L’écologie a aussi questionné de manière particulière notre projet émancipateur. Cette problématique a été traitée à travers deux ateliers dans ce colloque. Le premier était axé autour des luttes actuelles sur le climat, des différentes stratégies y compris dans le monde syndical, mais aussi dans le monde agricole. Le deuxième atelier a traité du rapport de Marx et des marxismes avec l’écologie, tout en adressant la question du rapport avec la technique. D’une manière générale, le projet émancipateur se trouve interrogé sur plusieurs points : la planification et le statut de propriété de la terre, le productivisme et la technique dans son rapport avec le capitalisme, la « re-sacralisation » de la nature, mais aussi sur le besoin de développer la réflexion sur les modes de prise de décision dans ces domaines. Enfin, la crise écologique et les luttes contre la privatisation des biens communs qu’elle génère permettent un engagement en dehors du salariat, font émerger des nouvelles formes d’engagement militant, et aboutissent à des solidarités entre des groupes sociaux qui ne se rencontraient pas.
Lisbeth Sal

Echo 1
Au bord du lac, au milieu des moutons, c’est sous le signe de l’approfondissement de la crise économique que s’ouvre le colloque.
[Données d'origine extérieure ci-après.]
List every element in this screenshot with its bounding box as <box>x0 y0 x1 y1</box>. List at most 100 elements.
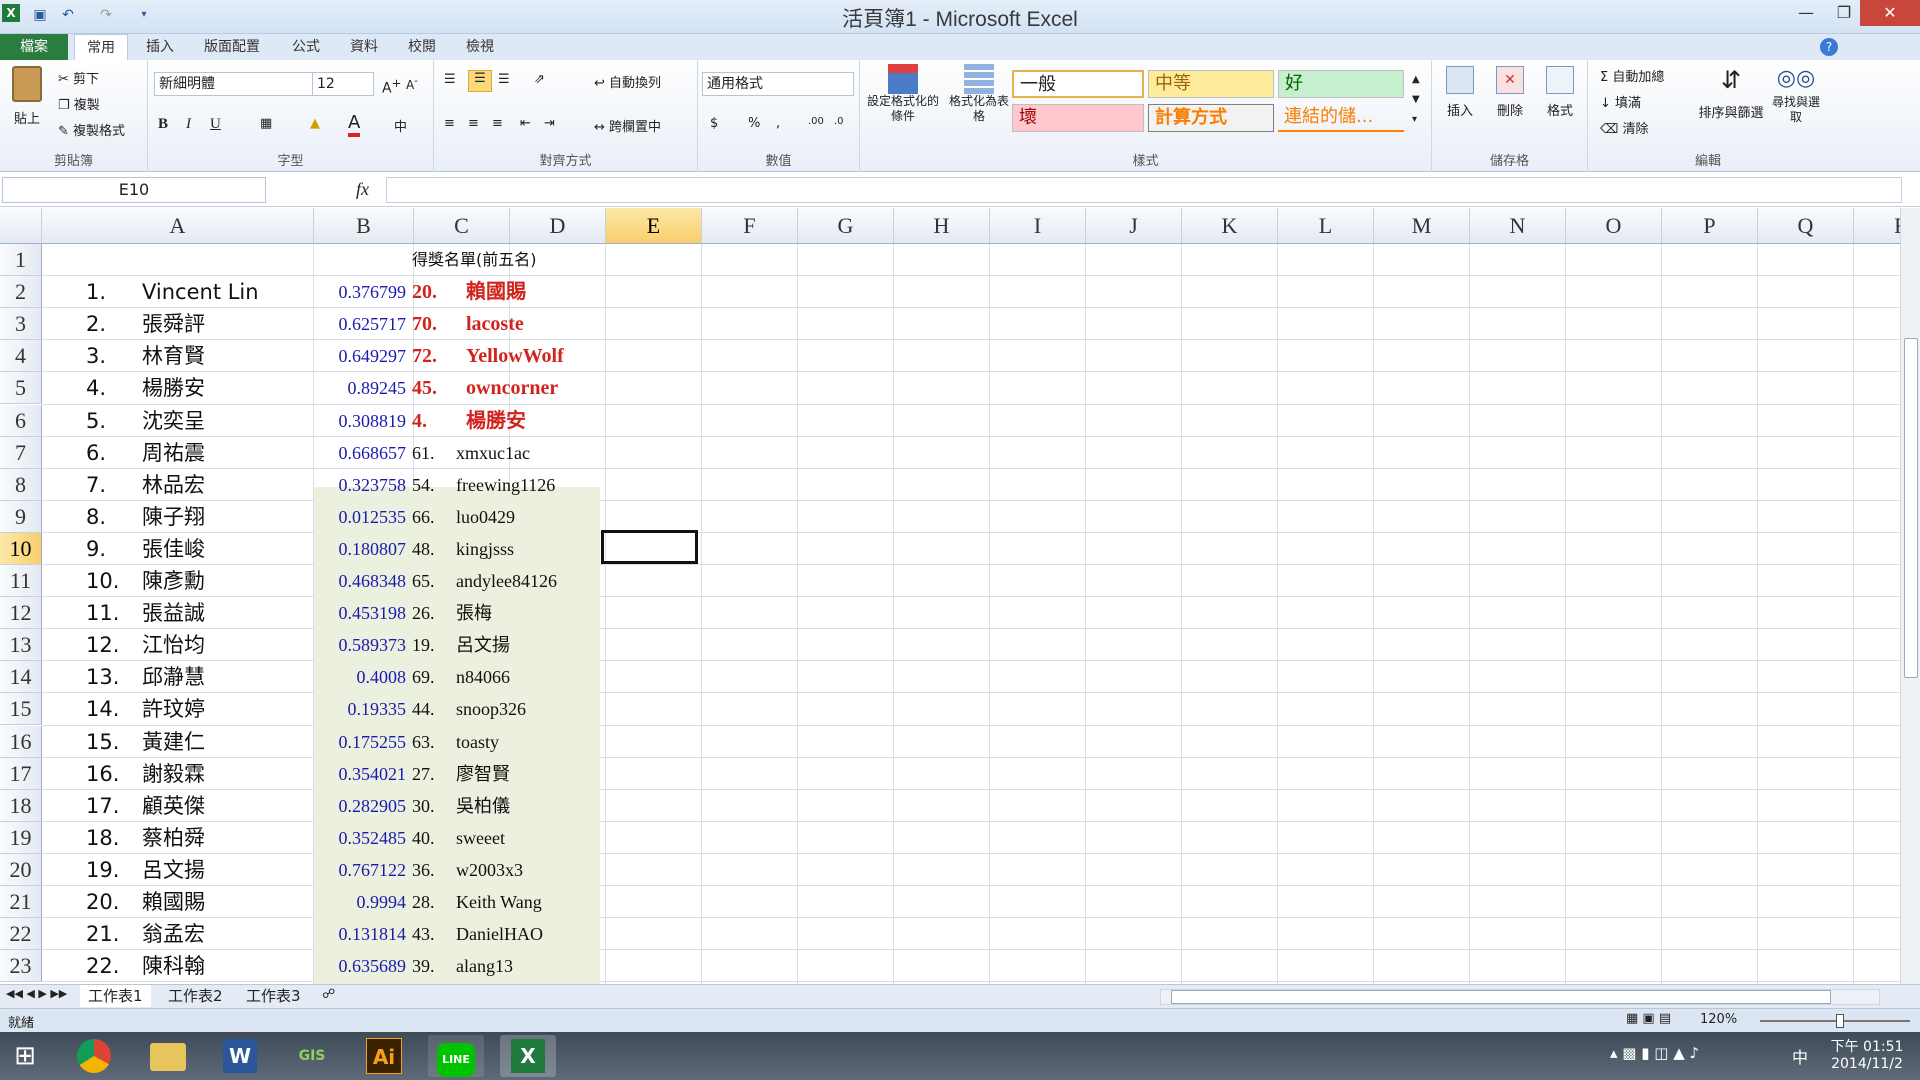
cell-c-name[interactable]: snoop326 <box>456 693 596 725</box>
style-good[interactable]: 好 <box>1278 70 1404 98</box>
cell-c-name[interactable]: DanielHAO <box>456 918 596 950</box>
tab-data[interactable]: 資料 <box>338 34 390 60</box>
align-left-icon[interactable]: ≡ <box>444 116 455 131</box>
cell-b-value[interactable]: 0.131814 <box>314 918 407 950</box>
cell-c-number[interactable]: 54. <box>412 469 462 501</box>
cell-a-name[interactable]: 顧英傑 <box>142 790 302 822</box>
wrap-text-button[interactable]: ↩ 自動換列 <box>594 72 661 91</box>
cell-a-name[interactable]: 林品宏 <box>142 469 302 501</box>
cell-a-number[interactable]: 13. <box>86 661 126 693</box>
cell-b-value[interactable]: 0.180807 <box>314 533 407 565</box>
cell-c-number[interactable]: 72. <box>412 340 462 372</box>
column-header-g[interactable]: G <box>798 208 894 244</box>
column-header-o[interactable]: O <box>1566 208 1662 244</box>
cell-c-number[interactable]: 43. <box>412 918 462 950</box>
cell-c-number[interactable]: 36. <box>412 854 462 886</box>
cell-c-name[interactable]: alang13 <box>456 950 596 982</box>
align-center-icon[interactable]: ≡ <box>468 116 479 131</box>
cell-a-number[interactable]: 12. <box>86 629 126 661</box>
zoom-thumb[interactable] <box>1836 1014 1844 1028</box>
style-linked-cell[interactable]: 連結的儲... <box>1278 104 1404 132</box>
row-header-4[interactable]: 4 <box>0 340 42 373</box>
fx-icon[interactable]: fx <box>356 179 369 200</box>
column-header-a[interactable]: A <box>42 208 314 244</box>
row-header-2[interactable]: 2 <box>0 276 42 309</box>
tab-home[interactable]: 常用 <box>74 34 128 61</box>
row-header-19[interactable]: 19 <box>0 821 42 854</box>
row-header-21[interactable]: 21 <box>0 886 42 919</box>
cell-c-number[interactable]: 30. <box>412 790 462 822</box>
underline-icon[interactable]: U <box>210 116 221 133</box>
cell-a-name[interactable]: 蔡柏舜 <box>142 822 302 854</box>
style-bad[interactable]: 壞 <box>1012 104 1144 132</box>
row-header-13[interactable]: 13 <box>0 629 42 662</box>
cell-a-number[interactable]: 4. <box>86 372 126 404</box>
word-icon[interactable]: W <box>212 1035 268 1077</box>
tab-file[interactable]: 檔案 <box>0 34 68 60</box>
column-header-p[interactable]: P <box>1662 208 1758 244</box>
cell-c-name[interactable]: sweeet <box>456 822 596 854</box>
tab-view[interactable]: 檢視 <box>454 34 506 60</box>
column-header-l[interactable]: L <box>1278 208 1374 244</box>
cell-c-number[interactable]: 19. <box>412 629 462 661</box>
cell-b-value[interactable]: 0.175255 <box>314 726 407 758</box>
cell-c-number[interactable]: 63. <box>412 726 462 758</box>
cell-c-name[interactable]: 吳柏儀 <box>456 790 596 822</box>
h-scroll-thumb[interactable] <box>1171 990 1831 1004</box>
row-header-18[interactable]: 18 <box>0 789 42 822</box>
cell-a-number[interactable]: 16. <box>86 758 126 790</box>
column-header-c[interactable]: C <box>414 208 510 244</box>
cell-a-name[interactable]: Vincent Lin <box>142 276 302 308</box>
comma-icon[interactable]: , <box>776 116 780 131</box>
file-explorer-icon[interactable] <box>140 1035 196 1077</box>
cell-b-value[interactable]: 0.308819 <box>314 405 407 437</box>
cell-a-number[interactable]: 22. <box>86 950 126 982</box>
cell-a-name[interactable]: 林育賢 <box>142 340 302 372</box>
row-header-6[interactable]: 6 <box>0 404 42 437</box>
bold-icon[interactable]: B <box>158 116 168 133</box>
decrease-indent-icon[interactable]: ⇤ <box>520 116 531 131</box>
scroll-thumb[interactable] <box>1904 338 1918 678</box>
sort-filter-button[interactable]: ⇵ 排序與篩選 <box>1698 66 1764 121</box>
autosum-button[interactable]: Σ 自動加總 <box>1600 66 1664 85</box>
column-header-q[interactable]: Q <box>1758 208 1854 244</box>
row-header-17[interactable]: 17 <box>0 757 42 790</box>
zoom-slider[interactable] <box>1760 1014 1910 1028</box>
row-header-12[interactable]: 12 <box>0 597 42 630</box>
fill-button[interactable]: ↓ 填滿 <box>1600 92 1641 111</box>
column-header-h[interactable]: H <box>894 208 990 244</box>
help-icon[interactable]: ? <box>1820 38 1838 56</box>
cell-b-value[interactable]: 0.9994 <box>314 886 407 918</box>
cell-b-value[interactable]: 0.589373 <box>314 629 407 661</box>
vertical-scrollbar[interactable] <box>1900 208 1920 984</box>
clock-time[interactable]: 下午 01:51 <box>1822 1036 1912 1056</box>
font-size-select[interactable]: 12 <box>312 72 374 96</box>
cell-a-number[interactable]: 5. <box>86 405 126 437</box>
tray-icons[interactable]: ▴ ▩ ▮ ◫ ▲ ♪ <box>1610 1044 1699 1062</box>
cell-c-number[interactable]: 61. <box>412 437 462 469</box>
cell-a-number[interactable]: 20. <box>86 886 126 918</box>
cell-c-name[interactable]: YellowWolf <box>466 340 606 372</box>
row-header-7[interactable]: 7 <box>0 436 42 469</box>
cell-b-value[interactable]: 0.635689 <box>314 950 407 982</box>
cell-b-value[interactable]: 0.354021 <box>314 758 407 790</box>
row-header-20[interactable]: 20 <box>0 853 42 886</box>
row-header-15[interactable]: 15 <box>0 693 42 726</box>
cell-c-number[interactable]: 28. <box>412 886 462 918</box>
cell-c-number[interactable]: 26. <box>412 597 462 629</box>
cell-c-name[interactable]: andylee84126 <box>456 565 596 597</box>
sheet-nav-icons[interactable]: ◀◀ ◀ ▶ ▶▶ <box>6 987 67 1000</box>
cell-a-name[interactable]: 張舜評 <box>142 308 302 340</box>
cell-c-number[interactable]: 20. <box>412 276 462 308</box>
cell-b-value[interactable]: 0.767122 <box>314 854 407 886</box>
cell-a-name[interactable]: 呂文揚 <box>142 854 302 886</box>
column-header-d[interactable]: D <box>510 208 606 244</box>
cell-b-value[interactable]: 0.19335 <box>314 693 407 725</box>
cell-a-number[interactable]: 9. <box>86 533 126 565</box>
clear-button[interactable]: ⌫ 清除 <box>1600 118 1649 137</box>
cell-a-number[interactable]: 18. <box>86 822 126 854</box>
grow-font-icon[interactable]: A+ <box>382 76 401 97</box>
paste-button[interactable]: 貼上 <box>6 66 48 127</box>
column-header-i[interactable]: I <box>990 208 1086 244</box>
styles-scroll-icon[interactable]: ▲ ▼ ▾ <box>1412 70 1420 130</box>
L’enjeu est de « reconstruire une vision à la hauteur des défis rencontrés » dans une perspective internationaliste portée par des militant-e-s et des universitaires de tous âges et souvent les deux de différents pays.

Dans l’atelier consacré aux « sexualités en mouvements », Pascal Levy et Flora Marchand sont revenus sur le phénomène polyamoureux en soulignant par exemple en quoi cela permet de remettre en cause l’assignation des femmes au foyer en créant un espace d’autonomie tandis que Ramzy Kumieh s’est intéressé au mouvement queer en Palestine et les effets produits par l’occupation israélienne qui élabore la politique de Pinkwashing pour mieux stigmatiser les palestiniens.

Placé dans le panel consacré à la précarité, la domination et la surexploitation dans le travail, le débat sur les travailleurs-euses du sexe a permis de pointer la place des prostituées dans leur propre émancipation et leur organisation. En effet, les syndicats de travailleurs-euses du sexe se trouvent exclus à la fois de la lutte féministe et de la lutte syndicale par le discours abolitionniste qui rejette leur parole comme aliénée.

Enfin dans le même temps, ce sont les combats actuels pour l’émancipation en Amérique latine qui ont retenu l’attention de Thomas Posado qui s’est penché sur le nouveau temps enclenché en Amérique Latine après l’ébullition du début des années 2000.